Abstract: The aim of this study is to assess the impact of objective (stretched) and subjective penile size in the erectile function in a urological check-up program on a cross-sectional study including 689 men aged 35–70 years. IIEF-5 questionnaire, physical examination (penile length, prostate volume, blood pressure, body mass index-BMI), metabolic syndrome (MS), comorbidities, habits (sexual intercourse frequency, physical activity, alcohol, and tobacco use), level of education, serum glucose, total testosterone, estradiol, PSA, lipid profile, and self-perceptions (ejaculation time and subjective penile size) were examined in multivariate models using logistic and linear regressions. Penile objective mean length was 13.08 cm ± 2.32 and 67 (9.72%) patients referred small penis self-perception.
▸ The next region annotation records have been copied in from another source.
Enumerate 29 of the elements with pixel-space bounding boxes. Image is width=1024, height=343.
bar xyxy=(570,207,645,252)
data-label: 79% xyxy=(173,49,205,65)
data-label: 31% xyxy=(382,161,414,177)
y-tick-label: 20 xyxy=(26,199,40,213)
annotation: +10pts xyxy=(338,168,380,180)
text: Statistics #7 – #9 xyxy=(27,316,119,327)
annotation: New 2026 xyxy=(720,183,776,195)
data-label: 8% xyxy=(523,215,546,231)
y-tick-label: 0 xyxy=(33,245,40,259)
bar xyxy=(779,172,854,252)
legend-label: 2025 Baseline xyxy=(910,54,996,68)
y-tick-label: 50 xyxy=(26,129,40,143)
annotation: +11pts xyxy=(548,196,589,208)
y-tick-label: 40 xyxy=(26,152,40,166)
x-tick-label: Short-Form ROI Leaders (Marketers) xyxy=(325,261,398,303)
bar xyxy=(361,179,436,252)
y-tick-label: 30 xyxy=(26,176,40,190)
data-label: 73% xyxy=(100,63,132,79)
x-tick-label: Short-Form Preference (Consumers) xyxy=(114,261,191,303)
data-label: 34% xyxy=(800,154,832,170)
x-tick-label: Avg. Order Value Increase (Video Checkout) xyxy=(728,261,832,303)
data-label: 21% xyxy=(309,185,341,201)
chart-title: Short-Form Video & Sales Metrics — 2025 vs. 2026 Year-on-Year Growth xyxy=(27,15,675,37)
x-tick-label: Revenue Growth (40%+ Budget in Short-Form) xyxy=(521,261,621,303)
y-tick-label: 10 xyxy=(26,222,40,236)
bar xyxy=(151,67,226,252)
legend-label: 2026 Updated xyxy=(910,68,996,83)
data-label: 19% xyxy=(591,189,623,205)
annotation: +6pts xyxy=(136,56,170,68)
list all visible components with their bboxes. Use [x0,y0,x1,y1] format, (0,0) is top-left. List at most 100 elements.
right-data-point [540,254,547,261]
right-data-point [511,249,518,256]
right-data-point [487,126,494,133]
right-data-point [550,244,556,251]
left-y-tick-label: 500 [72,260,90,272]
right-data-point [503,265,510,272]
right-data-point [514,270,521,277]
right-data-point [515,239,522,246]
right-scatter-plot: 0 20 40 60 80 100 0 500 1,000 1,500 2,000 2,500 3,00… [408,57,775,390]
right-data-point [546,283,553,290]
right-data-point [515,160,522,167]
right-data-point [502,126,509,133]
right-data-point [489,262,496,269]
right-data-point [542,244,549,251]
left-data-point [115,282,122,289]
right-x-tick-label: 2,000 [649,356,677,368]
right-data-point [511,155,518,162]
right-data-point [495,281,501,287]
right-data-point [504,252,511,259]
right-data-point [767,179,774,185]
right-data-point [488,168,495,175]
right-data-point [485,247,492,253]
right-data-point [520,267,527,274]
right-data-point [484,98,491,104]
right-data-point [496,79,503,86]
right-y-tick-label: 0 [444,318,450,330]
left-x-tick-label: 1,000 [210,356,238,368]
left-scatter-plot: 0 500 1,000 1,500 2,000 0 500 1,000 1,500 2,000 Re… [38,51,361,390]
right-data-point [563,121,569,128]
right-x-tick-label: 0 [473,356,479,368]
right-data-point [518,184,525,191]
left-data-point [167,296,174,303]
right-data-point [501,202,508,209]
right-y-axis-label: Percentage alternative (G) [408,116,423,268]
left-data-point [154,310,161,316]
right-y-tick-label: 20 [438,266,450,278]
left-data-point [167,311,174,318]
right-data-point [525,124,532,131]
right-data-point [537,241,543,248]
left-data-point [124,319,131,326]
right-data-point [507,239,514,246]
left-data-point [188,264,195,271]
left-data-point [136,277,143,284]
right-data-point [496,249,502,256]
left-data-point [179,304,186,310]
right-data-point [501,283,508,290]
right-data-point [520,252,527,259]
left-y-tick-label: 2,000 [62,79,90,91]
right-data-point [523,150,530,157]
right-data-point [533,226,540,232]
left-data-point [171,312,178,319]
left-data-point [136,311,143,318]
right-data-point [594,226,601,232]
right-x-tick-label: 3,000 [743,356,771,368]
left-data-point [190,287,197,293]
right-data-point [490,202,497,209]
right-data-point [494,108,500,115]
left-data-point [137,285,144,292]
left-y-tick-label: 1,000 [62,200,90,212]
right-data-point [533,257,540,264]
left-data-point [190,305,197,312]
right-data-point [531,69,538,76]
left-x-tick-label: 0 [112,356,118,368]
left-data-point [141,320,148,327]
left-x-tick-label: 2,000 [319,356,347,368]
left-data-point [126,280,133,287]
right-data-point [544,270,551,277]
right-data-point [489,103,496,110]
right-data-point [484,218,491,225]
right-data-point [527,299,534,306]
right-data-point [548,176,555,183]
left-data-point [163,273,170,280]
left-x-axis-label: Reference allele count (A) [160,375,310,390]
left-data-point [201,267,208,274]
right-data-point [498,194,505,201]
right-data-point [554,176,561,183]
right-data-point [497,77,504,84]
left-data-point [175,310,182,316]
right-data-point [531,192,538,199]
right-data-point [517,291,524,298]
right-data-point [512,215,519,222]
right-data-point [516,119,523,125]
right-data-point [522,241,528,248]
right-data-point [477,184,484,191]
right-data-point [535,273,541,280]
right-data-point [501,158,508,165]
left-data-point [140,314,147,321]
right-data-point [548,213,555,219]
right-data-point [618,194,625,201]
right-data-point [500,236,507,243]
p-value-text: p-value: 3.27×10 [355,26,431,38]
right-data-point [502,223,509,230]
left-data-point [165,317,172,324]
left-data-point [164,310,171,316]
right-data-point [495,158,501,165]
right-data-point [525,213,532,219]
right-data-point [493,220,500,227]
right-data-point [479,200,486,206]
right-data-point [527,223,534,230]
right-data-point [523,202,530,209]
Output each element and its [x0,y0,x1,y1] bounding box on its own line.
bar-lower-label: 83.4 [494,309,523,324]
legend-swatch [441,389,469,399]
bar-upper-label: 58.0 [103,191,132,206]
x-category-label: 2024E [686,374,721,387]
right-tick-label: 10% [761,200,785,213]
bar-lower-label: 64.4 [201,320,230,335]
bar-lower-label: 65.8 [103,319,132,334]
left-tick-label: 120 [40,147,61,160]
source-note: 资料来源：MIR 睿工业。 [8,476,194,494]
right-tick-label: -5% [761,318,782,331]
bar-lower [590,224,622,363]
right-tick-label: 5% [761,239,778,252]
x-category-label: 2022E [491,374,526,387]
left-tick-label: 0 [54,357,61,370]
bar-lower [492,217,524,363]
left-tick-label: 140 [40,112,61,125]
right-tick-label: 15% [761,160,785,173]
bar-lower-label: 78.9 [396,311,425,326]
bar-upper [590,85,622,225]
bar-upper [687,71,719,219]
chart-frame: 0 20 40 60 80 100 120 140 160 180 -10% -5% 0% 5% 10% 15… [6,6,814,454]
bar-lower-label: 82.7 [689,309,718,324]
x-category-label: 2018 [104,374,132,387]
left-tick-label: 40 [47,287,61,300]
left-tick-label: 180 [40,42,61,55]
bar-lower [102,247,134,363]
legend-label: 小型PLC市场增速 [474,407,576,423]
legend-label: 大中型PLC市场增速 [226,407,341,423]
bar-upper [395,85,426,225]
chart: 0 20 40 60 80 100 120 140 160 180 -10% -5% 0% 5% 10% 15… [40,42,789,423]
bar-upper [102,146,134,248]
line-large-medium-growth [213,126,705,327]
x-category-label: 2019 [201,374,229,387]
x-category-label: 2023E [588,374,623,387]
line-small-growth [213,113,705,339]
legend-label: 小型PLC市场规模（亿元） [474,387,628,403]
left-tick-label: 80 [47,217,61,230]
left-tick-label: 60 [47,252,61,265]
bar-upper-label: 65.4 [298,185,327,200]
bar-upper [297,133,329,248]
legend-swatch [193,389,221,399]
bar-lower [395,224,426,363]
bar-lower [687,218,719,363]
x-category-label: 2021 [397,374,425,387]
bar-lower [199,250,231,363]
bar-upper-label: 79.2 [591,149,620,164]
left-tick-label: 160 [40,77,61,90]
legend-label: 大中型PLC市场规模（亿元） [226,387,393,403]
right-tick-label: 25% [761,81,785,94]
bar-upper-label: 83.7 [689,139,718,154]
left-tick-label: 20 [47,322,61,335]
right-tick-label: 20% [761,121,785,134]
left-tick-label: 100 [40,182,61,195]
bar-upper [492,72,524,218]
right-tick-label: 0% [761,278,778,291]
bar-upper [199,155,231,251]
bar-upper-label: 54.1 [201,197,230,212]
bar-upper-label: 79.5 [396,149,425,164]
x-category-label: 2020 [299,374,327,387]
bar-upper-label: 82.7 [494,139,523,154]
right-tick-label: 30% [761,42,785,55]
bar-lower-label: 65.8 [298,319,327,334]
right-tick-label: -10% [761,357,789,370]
Seventy-six (11.03%) participants had severe erectile dysfunction (ED), 75 (10.88%) had mild to moderate and moderate ED, 112 (16.25%) had mild ED and 426 (61.83%) had no ED. Risk factors for ED that held statistical significance were self-perceived small penis (OR = 2.23, 95% CI 1.35–3.69, p = .0017), sexual intercourse frequency (per week) (OR = 0.45, 95% CI 0.38–0.52, p < .0001), satisfactory ejaculation time (no vs. yes, OR = 2.06, 95% CI 1.46–2.92, p < .0001), comorbidity (yes vs. no, OR = 2.01, 95% CI 1.46–2.76, p < .0001), age >65 years (OR = 2.93, 95% CI 1.53–5.61, p < .0001), tobacco use (yes vs. no, OR = 1.41, 95% CI 1.02–1.96, p < .0375), regular physical activity (no vs. yes, OR = 1.59, 95% CI 1.13–2.23, p < .0083), serum total testosterone < 200 ng/dl (OR = 3.48, 95% CI 1.69–7.16, p = 0.0009), serum glucose > 100 mg/dl (OR = 1.69, 95% CI 1.18–2.43, p = 0.0044) and systolic blood pressure > 130 mmHg (OR = 1.60, 95% CI 1.16–2.19, p = 0.0037). Results suggest that in addition to previously reported risk factors, patient’s subjective impressions of penile size negatively impacts sexual life in about 10% of men considered healthy, while objective penile length does not play significant role in erectile function.